CHAPITRE XXV

« Mais que m’importe à moi, me dit un jour Mme de Hautcastel, que la musique de Cherubini ou de Cimarosa diffère de celle de leurs prédécesseurs ? – Que m’importe que l’ancienne musique me fasse rire, pourvu que la nouvelle m’attendrisse délicieusement ? – Est-il donc nécessaire à mon bonheur que mes plaisirs ressemblent à ceux de ma trisaïeule ? Que me parlez-vous de peinture ? d’un art qui n’est goûté que par une classe très peu nombreuse de personnes, tandis que la musique enchante tout ce qui respire ? »

Je ne sais pas trop, dans ce moment, ce qu’on pourrait répondre à cette observation, à laquelle je ne m’attendais pas en commençant ce chapitre.

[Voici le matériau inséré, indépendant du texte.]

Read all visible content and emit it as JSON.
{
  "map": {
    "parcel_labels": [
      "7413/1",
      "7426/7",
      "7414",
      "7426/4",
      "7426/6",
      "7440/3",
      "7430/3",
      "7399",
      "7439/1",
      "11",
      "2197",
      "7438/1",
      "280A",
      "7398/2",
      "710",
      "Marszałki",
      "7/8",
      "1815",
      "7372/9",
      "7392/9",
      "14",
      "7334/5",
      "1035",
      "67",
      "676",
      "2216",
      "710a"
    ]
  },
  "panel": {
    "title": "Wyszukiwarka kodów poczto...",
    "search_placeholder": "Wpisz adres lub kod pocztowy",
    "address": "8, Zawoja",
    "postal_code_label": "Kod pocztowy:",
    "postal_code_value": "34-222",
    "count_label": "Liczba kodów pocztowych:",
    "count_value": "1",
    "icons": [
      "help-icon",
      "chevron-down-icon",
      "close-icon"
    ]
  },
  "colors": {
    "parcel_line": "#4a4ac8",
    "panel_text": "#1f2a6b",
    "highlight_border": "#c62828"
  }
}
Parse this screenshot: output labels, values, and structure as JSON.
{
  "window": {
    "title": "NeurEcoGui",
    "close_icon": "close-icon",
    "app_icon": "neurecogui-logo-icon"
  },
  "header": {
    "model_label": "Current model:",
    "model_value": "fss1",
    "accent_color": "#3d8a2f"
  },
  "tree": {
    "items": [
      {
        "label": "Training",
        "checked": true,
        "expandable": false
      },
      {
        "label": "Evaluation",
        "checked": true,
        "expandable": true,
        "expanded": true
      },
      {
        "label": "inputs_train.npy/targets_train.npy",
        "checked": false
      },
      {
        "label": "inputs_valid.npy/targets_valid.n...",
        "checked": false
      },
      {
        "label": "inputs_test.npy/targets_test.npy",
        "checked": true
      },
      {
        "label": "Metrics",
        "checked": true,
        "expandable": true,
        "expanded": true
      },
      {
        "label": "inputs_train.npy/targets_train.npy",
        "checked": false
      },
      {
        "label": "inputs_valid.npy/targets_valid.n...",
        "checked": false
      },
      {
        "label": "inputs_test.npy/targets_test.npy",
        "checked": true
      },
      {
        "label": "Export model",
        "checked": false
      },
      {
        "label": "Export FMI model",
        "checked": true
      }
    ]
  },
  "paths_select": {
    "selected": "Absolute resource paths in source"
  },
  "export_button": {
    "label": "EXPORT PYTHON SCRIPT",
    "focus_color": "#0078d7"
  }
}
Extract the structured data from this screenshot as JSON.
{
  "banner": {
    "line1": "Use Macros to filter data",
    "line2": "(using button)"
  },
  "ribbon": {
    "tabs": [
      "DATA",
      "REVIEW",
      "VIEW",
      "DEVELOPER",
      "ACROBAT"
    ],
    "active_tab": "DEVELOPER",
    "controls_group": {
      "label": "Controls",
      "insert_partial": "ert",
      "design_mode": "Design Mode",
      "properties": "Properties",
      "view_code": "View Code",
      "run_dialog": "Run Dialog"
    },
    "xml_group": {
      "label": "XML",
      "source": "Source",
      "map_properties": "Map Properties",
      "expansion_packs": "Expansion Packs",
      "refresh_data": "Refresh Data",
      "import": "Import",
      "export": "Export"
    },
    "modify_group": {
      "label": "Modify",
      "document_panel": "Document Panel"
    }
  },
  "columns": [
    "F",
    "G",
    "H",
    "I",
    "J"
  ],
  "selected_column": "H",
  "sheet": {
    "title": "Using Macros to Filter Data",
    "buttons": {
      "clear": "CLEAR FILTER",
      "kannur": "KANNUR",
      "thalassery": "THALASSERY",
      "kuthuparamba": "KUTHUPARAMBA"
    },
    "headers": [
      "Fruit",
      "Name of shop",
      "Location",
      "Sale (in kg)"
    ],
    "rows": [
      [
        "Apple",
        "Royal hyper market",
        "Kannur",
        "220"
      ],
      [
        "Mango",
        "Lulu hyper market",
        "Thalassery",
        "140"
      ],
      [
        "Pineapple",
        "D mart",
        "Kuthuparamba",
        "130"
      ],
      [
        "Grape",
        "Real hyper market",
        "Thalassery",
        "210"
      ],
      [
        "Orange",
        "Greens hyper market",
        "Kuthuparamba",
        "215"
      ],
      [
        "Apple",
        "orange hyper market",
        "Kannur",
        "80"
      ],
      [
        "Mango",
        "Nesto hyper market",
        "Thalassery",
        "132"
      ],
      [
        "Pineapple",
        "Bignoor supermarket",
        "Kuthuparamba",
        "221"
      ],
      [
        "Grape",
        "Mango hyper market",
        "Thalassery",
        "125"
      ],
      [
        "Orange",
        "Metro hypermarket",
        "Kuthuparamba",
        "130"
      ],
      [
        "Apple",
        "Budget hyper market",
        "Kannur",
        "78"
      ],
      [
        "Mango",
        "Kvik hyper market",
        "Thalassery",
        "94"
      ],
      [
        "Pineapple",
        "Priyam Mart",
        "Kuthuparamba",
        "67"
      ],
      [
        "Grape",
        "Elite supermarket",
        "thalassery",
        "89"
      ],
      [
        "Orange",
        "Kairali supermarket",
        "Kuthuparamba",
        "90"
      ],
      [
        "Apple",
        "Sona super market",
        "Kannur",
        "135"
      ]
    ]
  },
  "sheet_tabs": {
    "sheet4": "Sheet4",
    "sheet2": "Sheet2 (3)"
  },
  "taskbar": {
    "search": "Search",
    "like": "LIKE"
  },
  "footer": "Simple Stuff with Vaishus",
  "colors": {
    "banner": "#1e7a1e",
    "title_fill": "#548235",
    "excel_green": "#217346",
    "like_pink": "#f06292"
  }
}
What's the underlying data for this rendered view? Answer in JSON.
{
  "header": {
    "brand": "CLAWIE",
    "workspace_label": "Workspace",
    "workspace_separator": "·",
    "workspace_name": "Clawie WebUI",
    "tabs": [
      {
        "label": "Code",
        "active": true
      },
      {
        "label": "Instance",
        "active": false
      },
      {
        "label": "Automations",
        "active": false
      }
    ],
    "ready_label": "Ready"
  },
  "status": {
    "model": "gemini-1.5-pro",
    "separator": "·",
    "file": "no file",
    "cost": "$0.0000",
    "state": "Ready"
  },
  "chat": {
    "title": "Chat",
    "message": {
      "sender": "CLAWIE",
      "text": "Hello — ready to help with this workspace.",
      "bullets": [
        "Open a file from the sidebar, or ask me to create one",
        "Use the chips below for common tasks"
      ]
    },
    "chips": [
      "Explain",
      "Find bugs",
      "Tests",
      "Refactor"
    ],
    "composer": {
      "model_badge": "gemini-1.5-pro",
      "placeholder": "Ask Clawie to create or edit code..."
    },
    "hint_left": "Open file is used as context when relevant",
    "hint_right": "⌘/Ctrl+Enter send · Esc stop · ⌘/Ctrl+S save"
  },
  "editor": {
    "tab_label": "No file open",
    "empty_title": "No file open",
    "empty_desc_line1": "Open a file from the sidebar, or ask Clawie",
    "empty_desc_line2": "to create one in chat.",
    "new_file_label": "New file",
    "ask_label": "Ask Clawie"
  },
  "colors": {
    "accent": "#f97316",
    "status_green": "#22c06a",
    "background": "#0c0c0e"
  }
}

Si je l’avais prévue, peut-être je n’aurais pas entrepris cette dissertation. Et qu’on ne prenne point ceci pour un tour de musicien. – Je ne le suis point sur mon honneur ; – non, je ne suis pas musicien ; j’en atteste le ciel et tous ceux qui m’ont entendu jouer du violon.

Mais, en supposant le mérite de l’art égal de part et d’autre, il ne faudrait pas se presser de conclure du mérite de l’art au mérite de l’artiste. – On voit des enfants toucher du clavecin en grands maîtres ; on n’a jamais vu un bon peintre de douze ans. La peinture, outre le goût et le sentiment, exige une tête pensante, dont les musiciens peuvent se passer. On voit tous les jours des hommes sans tête et sans cœur tirer d’un violon, d’une harpe, des sons ravissants.

On peut élever la bête humaine à toucher du clavecin ; et lorsqu’elle est élevée par un bon maître, l’âme peut voyager tout à son aise, tandis que les doigts vont machinalement tirer des sons dont elle ne se mêle nullement. – On ne saurait, au contraire, peindre la chose du monde la plus simple sans que l’âme y emploie toutes ses facultés.

Si cependant quelqu’un s’avisait de distinguer entre la musique de composition et celle d’exécution, j’avoue qu’il m’embarrasserait un peu. Hélas ! si tous les faiseurs de dissertations étaient de bonne foi, c’est ainsi qu’elles finiraient toutes. En commençant l’examen d’une question, on prend ordinairement le ton dogmatique, parce qu’on est décidé en secret, comme je l’étais réellement pour la peinture, malgré mon hypocrite impartialité ; mais la discussion réveille l’objection, – et tout finit par le doute.